The Cage Layer is where affect becomes a kind of information. Pity, fear, and resonance shape how every output from the system is read and felt. In the expanded information model of AI ZOO, this layer is the key site where nonlinear emotional states begin to transform into psychological reality.

2. X Layer → Biological Finitude : Mortality, Fatigue, Irreversibility

In AI ZOO, Second X layer is the perceptual layer where the viewer can no longer accept the digital human as a truly living being. Despite sophisticated emotional modeling and realistic motion, the audience intuitively senses that there is a threshold the AI cannot cross. This layer is defined by three core conditions: mortality, fatigue, and irreversibility.

Mortality

The digital human in AI ZOO cannot die. It may scream, plead for help, or appear to suffer, but its existence is never at risk. The system can always be repaired, rebooted, or reloaded. Time passes, yet there is no true endpoint to its life.

Viewers do not need technical knowledge to recognize this. They simply register that this entity will not weaken, decay, or disappear in any permanent way. The intuitive conclusion becomes: “If it cannot die, it cannot be fully alive.”

Fatigue

The AI does not accumulate fatigue. It may act tired, but its energy never genuinely diminishes. Hours or days later, returning viewers encounter the same digital body, unchanged and intact.

This absence of real exhaustion creates a subtle break in believability. For humans, a living body must change over time. To feel real, a being must be capable of wearing down, slowing, and losing strength.

Irreversibility

The temporality of the digital human is one of repetition rather than irreversibility. It does not age, it does not permanently lose functions, and it does not move toward an end that cannot be undone.

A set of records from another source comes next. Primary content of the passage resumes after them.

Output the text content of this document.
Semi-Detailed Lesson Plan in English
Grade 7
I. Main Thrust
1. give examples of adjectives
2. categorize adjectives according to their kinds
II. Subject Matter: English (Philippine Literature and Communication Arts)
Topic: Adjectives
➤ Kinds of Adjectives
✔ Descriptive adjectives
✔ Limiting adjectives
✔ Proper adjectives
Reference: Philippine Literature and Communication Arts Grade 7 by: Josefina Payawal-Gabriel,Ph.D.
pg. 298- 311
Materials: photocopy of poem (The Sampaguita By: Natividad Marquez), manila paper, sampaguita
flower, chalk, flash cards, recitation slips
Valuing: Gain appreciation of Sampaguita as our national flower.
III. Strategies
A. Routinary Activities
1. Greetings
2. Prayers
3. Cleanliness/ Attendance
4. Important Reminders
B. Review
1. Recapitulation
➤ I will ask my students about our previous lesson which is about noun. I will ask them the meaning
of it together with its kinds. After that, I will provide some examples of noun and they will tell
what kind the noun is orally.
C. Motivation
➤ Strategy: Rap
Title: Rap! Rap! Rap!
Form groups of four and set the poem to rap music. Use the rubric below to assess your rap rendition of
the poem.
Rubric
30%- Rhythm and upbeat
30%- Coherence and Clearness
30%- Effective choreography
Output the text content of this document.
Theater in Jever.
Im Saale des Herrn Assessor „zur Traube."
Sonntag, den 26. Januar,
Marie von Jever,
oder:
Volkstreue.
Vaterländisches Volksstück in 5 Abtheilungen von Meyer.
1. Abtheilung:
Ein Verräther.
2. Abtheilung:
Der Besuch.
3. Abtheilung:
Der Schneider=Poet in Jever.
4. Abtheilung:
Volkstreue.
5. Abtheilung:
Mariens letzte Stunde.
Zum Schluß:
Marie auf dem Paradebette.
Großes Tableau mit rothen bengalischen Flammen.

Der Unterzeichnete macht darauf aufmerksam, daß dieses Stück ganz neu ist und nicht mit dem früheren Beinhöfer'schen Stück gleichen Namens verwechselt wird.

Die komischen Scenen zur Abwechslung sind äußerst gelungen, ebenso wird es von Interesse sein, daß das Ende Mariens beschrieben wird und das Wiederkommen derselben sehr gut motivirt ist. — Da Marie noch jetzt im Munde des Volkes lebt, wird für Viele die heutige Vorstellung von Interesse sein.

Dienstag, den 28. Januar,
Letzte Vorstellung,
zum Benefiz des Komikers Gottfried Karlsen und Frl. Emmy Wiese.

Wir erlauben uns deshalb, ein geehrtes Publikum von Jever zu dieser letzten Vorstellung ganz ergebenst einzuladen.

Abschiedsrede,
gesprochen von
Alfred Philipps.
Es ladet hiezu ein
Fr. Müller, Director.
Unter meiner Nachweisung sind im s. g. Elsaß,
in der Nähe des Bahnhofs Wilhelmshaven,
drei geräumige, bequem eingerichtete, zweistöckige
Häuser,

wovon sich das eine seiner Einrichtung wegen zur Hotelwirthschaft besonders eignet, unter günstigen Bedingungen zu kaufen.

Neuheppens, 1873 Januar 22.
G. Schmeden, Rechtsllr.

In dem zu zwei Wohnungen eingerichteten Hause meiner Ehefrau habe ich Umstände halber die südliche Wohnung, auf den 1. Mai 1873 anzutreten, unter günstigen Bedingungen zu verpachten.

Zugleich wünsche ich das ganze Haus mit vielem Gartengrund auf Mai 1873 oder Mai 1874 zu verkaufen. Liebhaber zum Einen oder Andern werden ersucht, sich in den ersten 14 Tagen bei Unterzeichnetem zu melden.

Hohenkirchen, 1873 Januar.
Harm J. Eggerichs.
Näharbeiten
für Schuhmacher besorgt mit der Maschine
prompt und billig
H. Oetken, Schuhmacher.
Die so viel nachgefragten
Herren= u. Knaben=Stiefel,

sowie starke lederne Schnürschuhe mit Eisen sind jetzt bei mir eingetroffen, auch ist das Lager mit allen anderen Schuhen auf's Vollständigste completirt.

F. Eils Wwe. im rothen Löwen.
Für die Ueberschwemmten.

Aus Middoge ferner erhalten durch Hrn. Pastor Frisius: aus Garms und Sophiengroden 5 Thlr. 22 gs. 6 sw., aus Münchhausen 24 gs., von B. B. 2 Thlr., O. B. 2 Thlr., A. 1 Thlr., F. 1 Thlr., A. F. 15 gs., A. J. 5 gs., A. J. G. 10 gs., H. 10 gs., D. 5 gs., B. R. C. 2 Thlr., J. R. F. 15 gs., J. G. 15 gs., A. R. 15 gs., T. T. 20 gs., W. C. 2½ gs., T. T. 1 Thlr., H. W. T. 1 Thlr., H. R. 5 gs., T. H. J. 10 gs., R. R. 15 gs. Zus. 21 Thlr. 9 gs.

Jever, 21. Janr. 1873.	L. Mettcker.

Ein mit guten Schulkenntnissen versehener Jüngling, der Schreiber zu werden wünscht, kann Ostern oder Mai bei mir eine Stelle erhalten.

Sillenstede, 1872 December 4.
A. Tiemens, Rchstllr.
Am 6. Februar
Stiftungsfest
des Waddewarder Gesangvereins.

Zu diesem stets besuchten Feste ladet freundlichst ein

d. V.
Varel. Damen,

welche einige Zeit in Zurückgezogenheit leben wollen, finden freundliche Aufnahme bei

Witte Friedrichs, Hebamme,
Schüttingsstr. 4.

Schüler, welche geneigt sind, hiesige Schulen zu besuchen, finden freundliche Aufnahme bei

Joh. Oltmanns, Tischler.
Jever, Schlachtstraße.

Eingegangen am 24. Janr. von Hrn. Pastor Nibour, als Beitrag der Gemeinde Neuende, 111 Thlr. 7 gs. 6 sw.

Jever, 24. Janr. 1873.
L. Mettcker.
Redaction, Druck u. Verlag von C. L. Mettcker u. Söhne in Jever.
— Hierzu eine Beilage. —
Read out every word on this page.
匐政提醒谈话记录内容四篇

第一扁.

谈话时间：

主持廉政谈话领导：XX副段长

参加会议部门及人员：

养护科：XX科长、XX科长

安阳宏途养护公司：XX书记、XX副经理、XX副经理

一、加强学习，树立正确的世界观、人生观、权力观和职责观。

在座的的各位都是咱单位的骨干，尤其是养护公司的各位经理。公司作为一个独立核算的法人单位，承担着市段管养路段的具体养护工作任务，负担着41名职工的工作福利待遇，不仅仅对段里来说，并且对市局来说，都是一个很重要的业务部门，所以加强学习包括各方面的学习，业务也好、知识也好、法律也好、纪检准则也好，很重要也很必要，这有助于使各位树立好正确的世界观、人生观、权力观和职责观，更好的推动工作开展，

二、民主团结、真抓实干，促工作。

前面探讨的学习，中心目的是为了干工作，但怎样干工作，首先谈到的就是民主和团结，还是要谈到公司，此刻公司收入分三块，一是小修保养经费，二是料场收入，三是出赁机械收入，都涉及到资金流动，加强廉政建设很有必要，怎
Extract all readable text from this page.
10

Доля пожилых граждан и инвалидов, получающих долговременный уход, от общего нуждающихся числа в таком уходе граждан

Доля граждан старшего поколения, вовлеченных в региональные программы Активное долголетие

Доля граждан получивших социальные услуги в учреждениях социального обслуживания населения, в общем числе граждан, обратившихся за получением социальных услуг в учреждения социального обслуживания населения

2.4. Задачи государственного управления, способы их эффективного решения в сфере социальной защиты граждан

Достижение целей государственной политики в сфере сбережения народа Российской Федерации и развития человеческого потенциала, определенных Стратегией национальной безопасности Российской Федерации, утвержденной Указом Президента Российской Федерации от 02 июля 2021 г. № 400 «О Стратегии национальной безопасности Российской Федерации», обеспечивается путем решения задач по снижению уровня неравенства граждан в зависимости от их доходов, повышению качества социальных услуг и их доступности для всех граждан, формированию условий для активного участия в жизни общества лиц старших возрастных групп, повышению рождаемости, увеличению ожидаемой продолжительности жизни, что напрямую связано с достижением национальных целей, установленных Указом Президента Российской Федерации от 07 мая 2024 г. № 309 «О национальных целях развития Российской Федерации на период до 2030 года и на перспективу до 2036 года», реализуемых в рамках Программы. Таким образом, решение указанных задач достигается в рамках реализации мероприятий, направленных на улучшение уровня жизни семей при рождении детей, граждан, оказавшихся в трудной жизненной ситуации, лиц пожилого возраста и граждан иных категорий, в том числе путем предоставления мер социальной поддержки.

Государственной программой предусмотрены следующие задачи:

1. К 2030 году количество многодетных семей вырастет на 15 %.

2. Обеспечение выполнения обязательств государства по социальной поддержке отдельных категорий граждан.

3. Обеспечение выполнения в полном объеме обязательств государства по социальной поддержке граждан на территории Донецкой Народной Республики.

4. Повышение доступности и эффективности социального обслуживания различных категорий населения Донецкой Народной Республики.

No matter how violently the sphere shakes, there is no genuine physical danger. States can always be reset. What is missing is the human sense of time as a one-way movement toward loss, risk, and finality.

X is the layer where the absence of biological finitude becomes perceptually decisive. The digital human in AI ZOO fails to be experienced as fully real not because of imperfect graphics, but because it lacks the temporal structure of living beings. Mortality, fatigue, and irreversibility anchor how humans recognize life in others. By withholding these conditions, AI ZOO makes the difference between simulated presence and embodied existence unusually clear.